La sala se desplegaba con una sobriedad encantadora. Un sofá de tapicería café, y respaldo bajo, dominaba el centro del espacio, acompañado por una mesa de centro de cristal con base metálica, discreta pero firme, y una repisa flotante que esperaba ser ocupada con libros, plantas o recuerdos... cosas que aún no poseía. Parecía invitarla a detenerse, a dejarse caer en él con un suspiro y simplemente estar. No hacer. No esconderse. Solo existir.

La cocina, en el extremo opuesto, era moderna y elegante, revestida con muebles minimalistas de superficie mate en tonos gris antracita. Una pequeña nevera se vislumbraba desapercibida. Tenía estanterías más que suficientes para todo lo que poseía, e incluso para lo que aún no sabía que necesitaba. Una pequeña encimera daba paso a la cafetera que Ian le había regalado —demasiado cara, demasiado bonita— y junto a ella descansaban dos tazas: una para visitas, aunque rara vez las tenía.

El baño, limpio y privado, se sentía como un lujo incomparable. Poder dejar su ropa sin temor, caminar descalza sin sobresaltos, colgar sus toallas donde quisiera... eran placeres sencillos, pero profundamente significativos.

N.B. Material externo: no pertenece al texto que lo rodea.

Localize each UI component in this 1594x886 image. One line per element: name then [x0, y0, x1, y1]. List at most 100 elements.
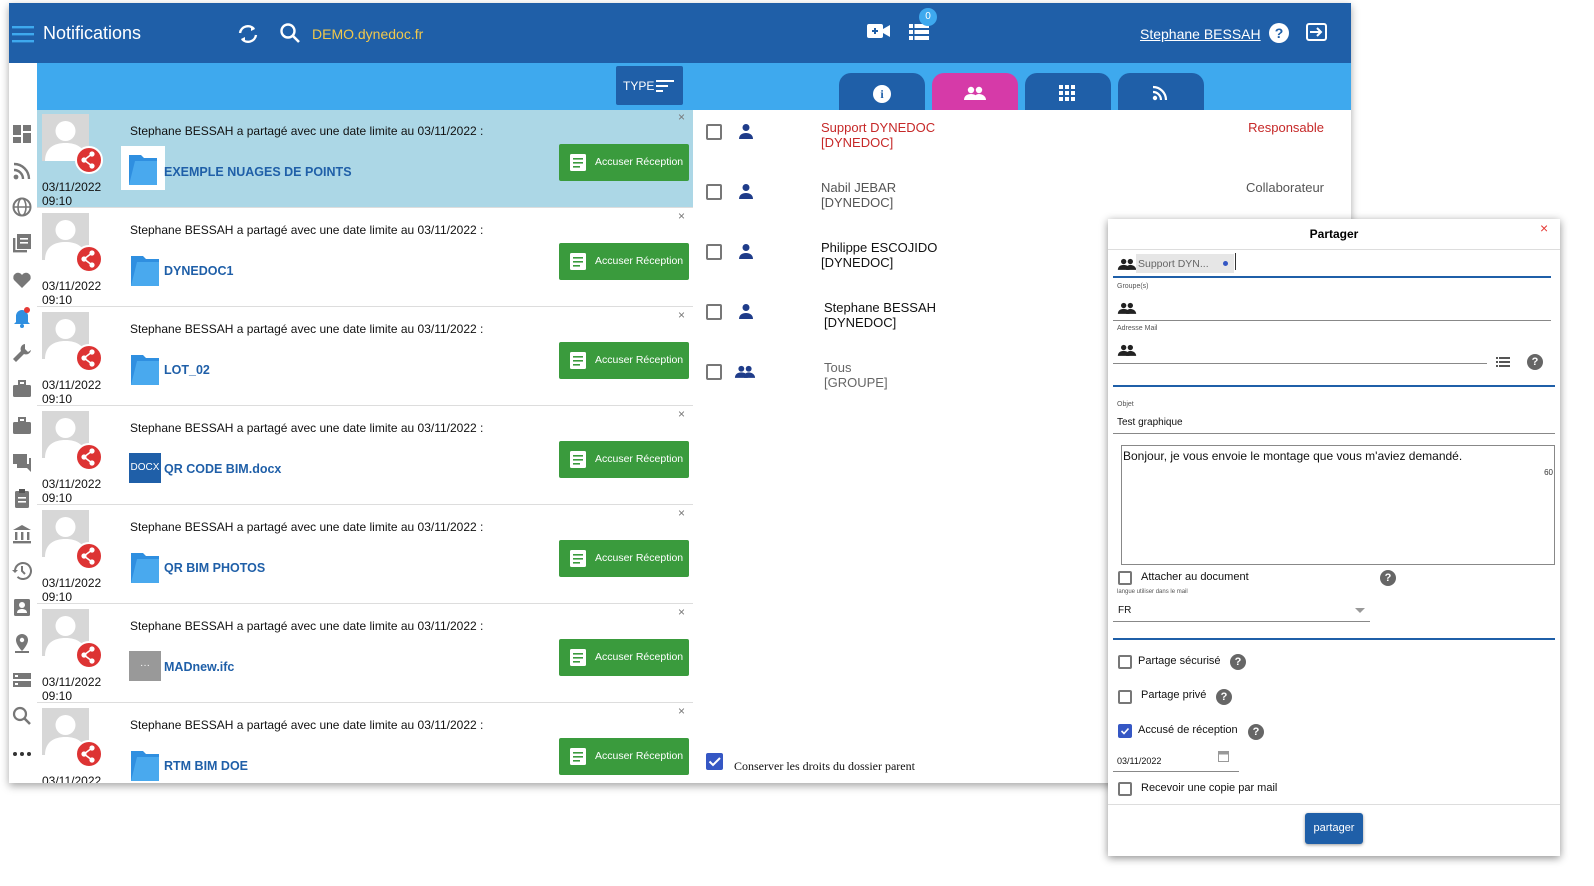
share-badge[interactable] [75, 740, 103, 768]
notification-item[interactable]: 03/11/2022 09:10 Stephane BESSAH a partag… [37, 209, 693, 307]
tab-apps[interactable] [1025, 73, 1111, 110]
type-filter-button[interactable]: TYPE [616, 66, 683, 105]
notification-file-link[interactable]: QR CODE BIM.docx [164, 462, 281, 476]
member-row[interactable]: Support DYNEDOC [DYNEDOC] Responsable [706, 110, 1336, 168]
recipient-chip[interactable]: Support DYN... [1136, 254, 1234, 273]
video-add-icon[interactable] [867, 22, 891, 40]
tab-members[interactable] [932, 73, 1018, 110]
notification-item[interactable]: 03/11/2022 09:10 Stephane BESSAH a partag… [37, 506, 693, 604]
message-textarea[interactable]: Bonjour, je vous envoie le montage que v… [1121, 445, 1555, 565]
notification-file-link[interactable]: QR BIM PHOTOS [164, 561, 265, 575]
bank-icon[interactable] [11, 523, 33, 545]
calendar-icon[interactable] [1218, 750, 1229, 762]
library-icon[interactable] [11, 232, 33, 254]
user-icon [739, 304, 753, 319]
more-icon[interactable] [11, 743, 33, 765]
receipt-checkbox[interactable] [1118, 724, 1132, 738]
notification-file-link[interactable]: MADnew.ifc [164, 660, 234, 674]
accept-receipt-button[interactable]: Accuser Réception [559, 738, 689, 775]
notification-item[interactable]: 03/11/2022 09:10 Stephane BESSAH a partag… [37, 308, 693, 406]
refresh-icon[interactable] [236, 23, 260, 45]
search-nav-icon[interactable] [11, 705, 33, 727]
search-icon[interactable] [279, 22, 301, 44]
notification-file-link[interactable]: RTM BIM DOE [164, 759, 248, 773]
receipt-date-input[interactable]: 03/11/2022 [1117, 756, 1161, 766]
share-badge[interactable] [75, 443, 103, 471]
mail-field-icon[interactable] [1117, 343, 1137, 357]
dialog-close-button[interactable]: × [1540, 220, 1548, 236]
chat-icon[interactable] [11, 451, 33, 473]
favorites-icon[interactable] [11, 269, 33, 291]
share-badge[interactable] [75, 542, 103, 570]
share-dialog: Partager × Support DYN... Groupe(s) Adre… [1108, 219, 1560, 856]
accept-receipt-button[interactable]: Accuser Réception [559, 441, 689, 478]
receipt-help-icon[interactable]: ? [1248, 724, 1264, 740]
member-checkbox[interactable] [706, 244, 722, 260]
notification-close-button[interactable]: × [678, 110, 685, 124]
contacts-icon[interactable] [11, 596, 33, 618]
dashboard-icon[interactable] [11, 123, 33, 145]
briefcase-icon[interactable] [11, 378, 33, 400]
notification-file-link[interactable]: EXEMPLE NUAGES DE POINTS [164, 165, 352, 179]
chip-remove-icon[interactable] [1223, 261, 1228, 266]
help-icon[interactable]: ? [1269, 23, 1289, 43]
notification-file-link[interactable]: LOT_02 [164, 363, 210, 377]
share-badge[interactable] [75, 344, 103, 372]
notification-item[interactable]: 03/11/2022 09:10 Stephane BESSAH a partag… [37, 407, 693, 505]
logout-icon[interactable] [1306, 22, 1328, 42]
share-submit-button[interactable]: partager [1305, 813, 1363, 844]
mail-help-icon[interactable]: ? [1527, 354, 1543, 370]
accept-receipt-label: Accuser Réception [595, 750, 684, 762]
attach-checkbox[interactable] [1118, 571, 1132, 585]
user-name-link[interactable]: Stephane BESSAH [1140, 26, 1261, 42]
inherit-rights-checkbox[interactable] [706, 753, 723, 770]
accept-receipt-button[interactable]: Accuser Réception [559, 540, 689, 577]
private-share-help-icon[interactable]: ? [1216, 689, 1232, 705]
storage-icon[interactable] [11, 669, 33, 691]
groups-field-icon[interactable] [1117, 301, 1137, 315]
notification-close-button[interactable]: × [678, 704, 685, 718]
member-checkbox[interactable] [706, 184, 722, 200]
attach-help-icon[interactable]: ? [1380, 570, 1396, 586]
notification-item[interactable]: 03/11/2022 09:10 Stephane BESSAH a partag… [37, 605, 693, 703]
subject-input[interactable]: Test graphique [1117, 417, 1183, 428]
share-badge[interactable] [75, 641, 103, 669]
accept-receipt-button[interactable]: Accuser Réception [559, 639, 689, 676]
secure-share-help-icon[interactable]: ? [1230, 654, 1246, 670]
notification-file-link[interactable]: DYNEDOC1 [164, 264, 233, 278]
member-checkbox[interactable] [706, 304, 722, 320]
share-badge[interactable] [75, 245, 103, 273]
notification-close-button[interactable]: × [678, 605, 685, 619]
notification-close-button[interactable]: × [678, 407, 685, 421]
menu-icon[interactable] [12, 25, 34, 43]
tab-info[interactable]: i [839, 73, 925, 110]
language-select[interactable]: FR [1118, 605, 1131, 616]
notification-message: Stephane BESSAH a partagé avec une date … [130, 124, 484, 138]
private-share-checkbox[interactable] [1118, 690, 1132, 704]
accept-receipt-button[interactable]: Accuser Réception [559, 243, 689, 280]
wrench-icon[interactable] [11, 342, 33, 364]
notification-item[interactable]: 03/11/2022 Stephane BESSAH a partagé ave… [37, 704, 693, 783]
history-icon[interactable] [11, 560, 33, 582]
group-icon [964, 86, 986, 100]
accept-receipt-button[interactable]: Accuser Réception [559, 144, 689, 181]
location-icon[interactable] [11, 632, 33, 654]
notifications-bell-icon[interactable] [11, 306, 33, 328]
list-options-icon[interactable] [1496, 357, 1510, 367]
globe-icon[interactable] [11, 196, 33, 218]
clipboard-icon[interactable] [11, 487, 33, 509]
notification-item[interactable]: 03/11/2022 09:10 Stephane BESSAH a partag… [37, 110, 693, 208]
secure-share-checkbox[interactable] [1118, 655, 1132, 669]
notification-close-button[interactable]: × [678, 308, 685, 322]
accept-receipt-button[interactable]: Accuser Réception [559, 342, 689, 379]
notification-close-button[interactable]: × [678, 209, 685, 223]
feed-icon[interactable] [11, 160, 33, 182]
member-checkbox[interactable] [706, 124, 722, 140]
notification-close-button[interactable]: × [678, 506, 685, 520]
tab-feed[interactable] [1118, 73, 1204, 110]
mail-copy-checkbox[interactable] [1118, 782, 1132, 796]
share-badge[interactable] [75, 146, 103, 174]
domain-link[interactable]: DEMO.dynedoc.fr [312, 26, 423, 42]
member-checkbox[interactable] [706, 364, 722, 380]
briefcase-alt-icon[interactable] [11, 415, 33, 437]
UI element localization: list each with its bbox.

La habitación, a diferencia de su antiguo cubículo en la ASU —que apenas alcanzaba para una litera y un armario compartido— era espaciosa. Una cama de dos plazas, amplia y acogedora, rodeada por el vacío de paredes aún desnudas. El armario moderno contenía lo poco que poseía, pero era suficiente. Una silla junto a la ventana se había convertido en su rincón predilecto: desde allí podía ver un fragmento del cielo entre los edificios. Un retazo del mundo que, aunque pequeño, era suficiente para recordarle que ahora formaba parte de él.

♣………….♣

Había pasado un año desde que Sam se había mudado a su nuevo apartamento, y aunque al principio no estaba segura de que fuera lo que necesitaba, comenzaba a acostumbrarse. Le gustaba la independencia, el silencio por las noches, y sobre todo, los pequeños rituales que empezaba a construir en ese nuevo espacio. Uno de ellos era mirar por la ventana mientras tomaba café por la mañana, observando cómo la ciudad despertaba con sus luces frías y sus drones sobrevolando en patrones calculados.

Ian había comenzado a pasar por ella cada mañana para llevarla al trabajo. Aunque en un principio había insistido en tomar el transporte público —el metro—, pronto descubrió que le gustaba ir con él. Le resultaba cómodo. Además, había algo en su compañía que la hacía sentir extrañamente en calma. Siempre y cuando no condujera como un loco, claro. Las dos veces que llegaron tarde al laboratorio, Ian había pisado el acelerador con la despreocupación de quien domina todas las variables de una ecuación compleja. Sam, por su parte, se aferraba al asiento, murmurando cálculos de velocidad y frenado como si eso pudiera calmarla.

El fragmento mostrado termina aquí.